Well I guess I will find out soon because they have been ordered already. Let you know when they get here.


----------



## Cherryville Chuck (Sep 28, 2010)

Richard,
I suspect that almost all router bits today are made on CNC machines meaning that the difference between cheap ones and really expensive ones is not as much as it used to be. I have cheap ones from trade shows, Craftsman, and Mastercraft from Canadian Tire here in Canada (similar to Sears). I also have some Freud, Dimar, and CMT bits. There isn't enough difference in performance to justify the difference in prices, especially for bits I don't use that often.
A friend gave me some good advice. He said buy the cheap sets and if you wear out bits that you find yourself using often, replace them with good ones.


----------



## CanuckGal (Nov 26, 2008)

WOW 119.00!! I thought 139.00 was a deal!
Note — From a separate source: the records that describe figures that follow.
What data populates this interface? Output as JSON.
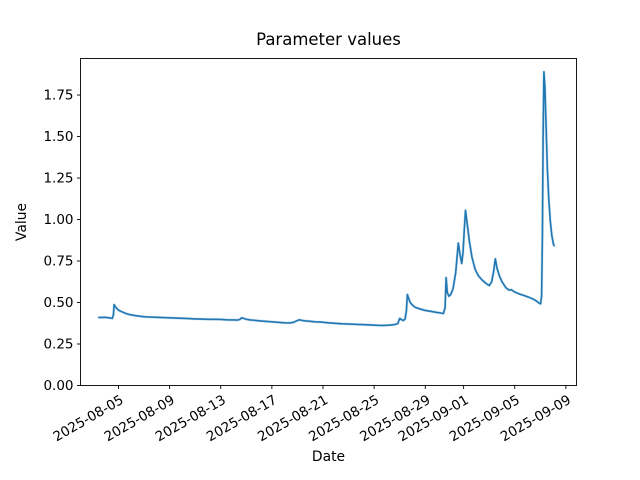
{
  "chart_data": {
    "type": "line",
    "title": "Parameter values",
    "xlabel": "Date",
    "ylabel": "Value",
    "line_color": "#1f77b4",
    "axis_color": "#000000",
    "background_color": "#ffffff",
    "grid": false,
    "legend": null,
    "x_unit": "days since 2025-08-01",
    "xlim": [
      1.03,
      39.83
    ],
    "ylim": [
      0,
      1.97
    ],
    "x_ticks": [
      {
        "x": 4,
        "label": "2025-08-05"
      },
      {
        "x": 8,
        "label": "2025-08-09"
      },
      {
        "x": 12,
        "label": "2025-08-13"
      },
      {
        "x": 16,
        "label": "2025-08-17"
      },
      {
        "x": 20,
        "label": "2025-08-21"
      },
      {
        "x": 24,
        "label": "2025-08-25"
      },
      {
        "x": 28,
        "label": "2025-08-29"
      },
      {
        "x": 31,
        "label": "2025-09-01"
      },
      {
        "x": 35,
        "label": "2025-09-05"
      },
      {
        "x": 39,
        "label": "2025-09-09"
      }
    ],
    "y_ticks": [
      {
        "y": 0.0,
        "label": "0.00"
      },
      {
        "y": 0.25,
        "label": "0.25"
      },
      {
        "y": 0.5,
        "label": "0.50"
      },
      {
        "y": 0.75,
        "label": "0.75"
      },
      {
        "y": 1.0,
        "label": "1.00"
      },
      {
        "y": 1.25,
        "label": "1.25"
      },
      {
        "y": 1.5,
        "label": "1.50"
      },
      {
        "y": 1.75,
        "label": "1.75"
      }
    ],
    "series": [
      {
        "name": "value",
        "color": "#1f77b4",
        "points": [
          [
            2.47,
            0.41
          ],
          [
            2.65,
            0.409
          ],
          [
            2.85,
            0.411
          ],
          [
            3.05,
            0.41
          ],
          [
            3.25,
            0.408
          ],
          [
            3.42,
            0.406
          ],
          [
            3.52,
            0.404
          ],
          [
            3.6,
            0.424
          ],
          [
            3.66,
            0.487
          ],
          [
            3.72,
            0.48
          ],
          [
            3.8,
            0.47
          ],
          [
            3.92,
            0.46
          ],
          [
            4.05,
            0.452
          ],
          [
            4.22,
            0.446
          ],
          [
            4.45,
            0.438
          ],
          [
            4.7,
            0.431
          ],
          [
            4.95,
            0.426
          ],
          [
            5.3,
            0.421
          ],
          [
            5.7,
            0.417
          ],
          [
            6.1,
            0.414
          ],
          [
            6.5,
            0.412
          ],
          [
            7.0,
            0.411
          ],
          [
            7.5,
            0.409
          ],
          [
            8.0,
            0.408
          ],
          [
            8.5,
            0.406
          ],
          [
            9.0,
            0.405
          ],
          [
            9.5,
            0.403
          ],
          [
            10.0,
            0.401
          ],
          [
            10.5,
            0.4
          ],
          [
            11.0,
            0.399
          ],
          [
            11.5,
            0.399
          ],
          [
            12.0,
            0.398
          ],
          [
            12.5,
            0.396
          ],
          [
            13.0,
            0.395
          ],
          [
            13.3,
            0.394
          ],
          [
            13.5,
            0.398
          ],
          [
            13.63,
            0.408
          ],
          [
            13.8,
            0.404
          ],
          [
            14.0,
            0.399
          ],
          [
            14.3,
            0.395
          ],
          [
            14.7,
            0.392
          ],
          [
            15.1,
            0.389
          ],
          [
            15.6,
            0.386
          ],
          [
            16.1,
            0.383
          ],
          [
            16.6,
            0.38
          ],
          [
            17.0,
            0.378
          ],
          [
            17.4,
            0.377
          ],
          [
            17.7,
            0.381
          ],
          [
            17.95,
            0.39
          ],
          [
            18.15,
            0.396
          ],
          [
            18.35,
            0.392
          ],
          [
            18.65,
            0.389
          ],
          [
            19.0,
            0.387
          ],
          [
            19.4,
            0.384
          ],
          [
            19.85,
            0.382
          ],
          [
            20.4,
            0.378
          ],
          [
            20.95,
            0.375
          ],
          [
            21.5,
            0.372
          ],
          [
            22.1,
            0.37
          ],
          [
            22.7,
            0.368
          ],
          [
            23.3,
            0.366
          ],
          [
            23.9,
            0.364
          ],
          [
            24.4,
            0.362
          ],
          [
            24.85,
            0.362
          ],
          [
            25.25,
            0.364
          ],
          [
            25.6,
            0.367
          ],
          [
            25.85,
            0.373
          ],
          [
            26.0,
            0.404
          ],
          [
            26.12,
            0.398
          ],
          [
            26.28,
            0.391
          ],
          [
            26.42,
            0.401
          ],
          [
            26.52,
            0.452
          ],
          [
            26.6,
            0.548
          ],
          [
            26.7,
            0.524
          ],
          [
            26.82,
            0.5
          ],
          [
            26.98,
            0.486
          ],
          [
            27.2,
            0.472
          ],
          [
            27.55,
            0.462
          ],
          [
            27.95,
            0.453
          ],
          [
            28.4,
            0.447
          ],
          [
            28.85,
            0.441
          ],
          [
            29.2,
            0.437
          ],
          [
            29.42,
            0.434
          ],
          [
            29.55,
            0.47
          ],
          [
            29.63,
            0.65
          ],
          [
            29.72,
            0.56
          ],
          [
            29.85,
            0.538
          ],
          [
            30.0,
            0.548
          ],
          [
            30.18,
            0.585
          ],
          [
            30.38,
            0.68
          ],
          [
            30.58,
            0.858
          ],
          [
            30.72,
            0.79
          ],
          [
            30.85,
            0.735
          ],
          [
            30.95,
            0.8
          ],
          [
            31.05,
            0.94
          ],
          [
            31.15,
            1.055
          ],
          [
            31.28,
            0.975
          ],
          [
            31.45,
            0.868
          ],
          [
            31.65,
            0.775
          ],
          [
            31.9,
            0.7
          ],
          [
            32.15,
            0.662
          ],
          [
            32.45,
            0.635
          ],
          [
            32.75,
            0.615
          ],
          [
            33.0,
            0.602
          ],
          [
            33.2,
            0.625
          ],
          [
            33.35,
            0.69
          ],
          [
            33.48,
            0.763
          ],
          [
            33.62,
            0.705
          ],
          [
            33.8,
            0.66
          ],
          [
            34.0,
            0.625
          ],
          [
            34.3,
            0.59
          ],
          [
            34.55,
            0.575
          ],
          [
            34.72,
            0.578
          ],
          [
            34.95,
            0.565
          ],
          [
            35.3,
            0.553
          ],
          [
            35.7,
            0.543
          ],
          [
            36.1,
            0.532
          ],
          [
            36.45,
            0.52
          ],
          [
            36.72,
            0.508
          ],
          [
            36.92,
            0.496
          ],
          [
            37.02,
            0.492
          ],
          [
            37.1,
            0.54
          ],
          [
            37.16,
            0.9
          ],
          [
            37.22,
            1.5
          ],
          [
            37.28,
            1.89
          ],
          [
            37.36,
            1.8
          ],
          [
            37.45,
            1.56
          ],
          [
            37.55,
            1.3
          ],
          [
            37.66,
            1.12
          ],
          [
            37.78,
            0.99
          ],
          [
            37.9,
            0.905
          ],
          [
            38.02,
            0.852
          ],
          [
            38.08,
            0.843
          ]
        ]
      }
    ]
  }
}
Nice find Bob!


----------



## Racer2007 (Nov 3, 2010)

Charles, that was my thought as well that if I wear them out I should buy a better one. The others I will have available if I need them. Hopefuly they won't wear out to soon though.


----------



## Cherryville Chuck (Sep 28, 2010)

Racer2007 said:


> Well I guess I will find out soon because they have been ordered already. Let you know when they get here.


Richard,
I don't think you'll be disappointed. Bob made a good point. You're paying about $1.50 a bit. A "starter set" of about 10 or 12 individually purchased bits would have cost you just as much as the 66 pc set even in average bits. You just got the other 50+ bits for free.


----------